The young bird at around two weeks of age is brownish orange with a whitish vent and abdomen. The head has dark streaks and the wings appear bluish with a trace of brown. There is a pale ring around the eye and the orange tail appears stumpy. Eight weeks after fledging they appear almost like adults except for patches of brown feathers in the crown.

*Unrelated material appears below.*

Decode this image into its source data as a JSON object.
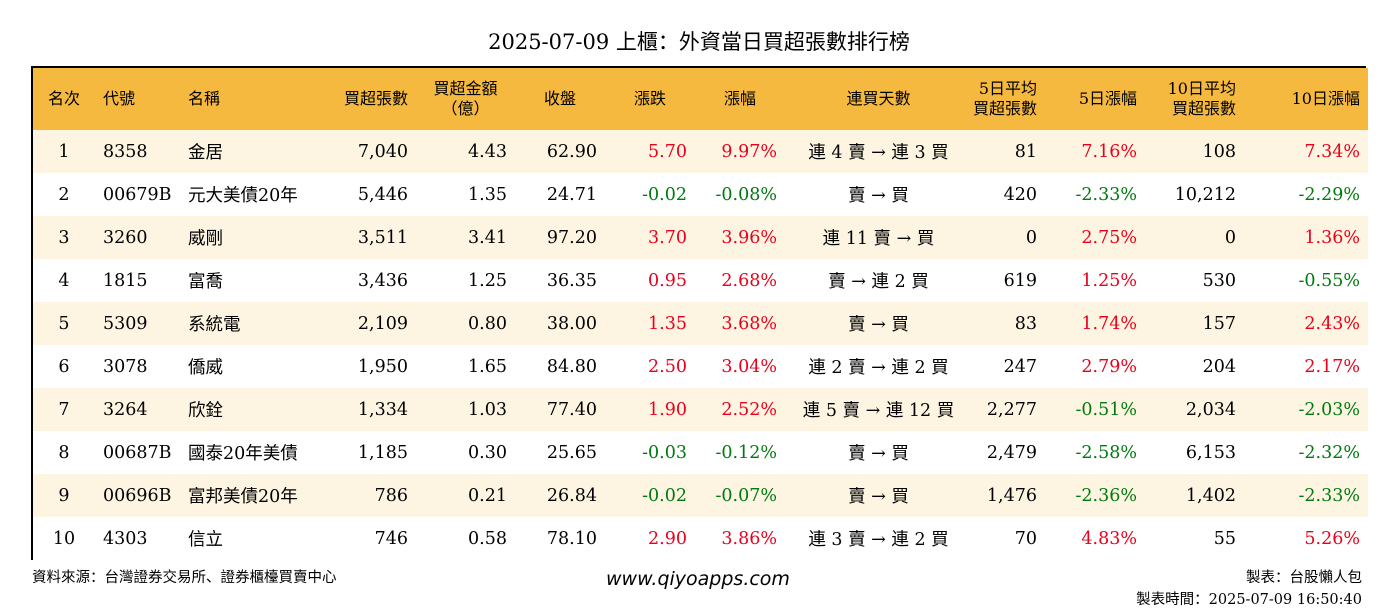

==Distribution and habitat==
The main population of this bird is found in the high elevation plateaus above 1500 m areas of the Nilgiris, Palani Hills, Biligiriranga Hills (Bellaji and Honnametti), and Kannan Devan Hills. They prefer areas with high leaf litter and undergrowth in open shola grassland habitats. The density was about 2.8 ha per pair during the breeding season. It is a highly parochial bird and no local movements other than dispersal of young has been noted. To the north, it occurs in the Kudremukh National Park and the Bababudan Hills and south to the Ashambu Hills. Some old records of the species from Maharashtra and Sri Lanka have been considered dubious.

==Behaviour and ecology==

In the breeding season, March to May, these birds are very vocal and they have a repetitive "chee-ri-rirr" or a whistling song "whee-chee-ree-rirr". They feed on insects by flycatching low over the ground (under 2m height) and also pick insects from the ground. Territories are maintained by a pair throughout the year. The threat display involves the male pointing bill up, fanning the tail, opening wings and producing "keet-keet" notes. The alarm call is a zit-zit. Males are usually involved in defense but females may sometimes join in. The nest is built by the female, placed in a low bush or fern. Two greyish speckled eggs form the usual clutch. Young birds are brownish and speckled. The nest is unlike that of most flycatchers and is large, coarse, ball-like and made from sedges. The nest has a foundation of dry leaves and ferns. The nest has an external diameter of about 6 in and the egg cavity which is devoid of any lining is about 2 in in diameter and 2 in deep. The nest is placed usually at the centre of a bush at about 1 to 3 ft height with an entrance hole close to the top.

The peak feeding activity of the birds is early in the morning and towards dusk. During these period they capture as many as 100 insects an hour whereas at mid-day they are half as efficient.

The black-and-orange flycatcher along with the rufous-chested flycatcher (Ficedula dumetoria) are the only sedentary species within the genus Ficedula and lack the longer and more pointed wing morphology of the long distant migrant members.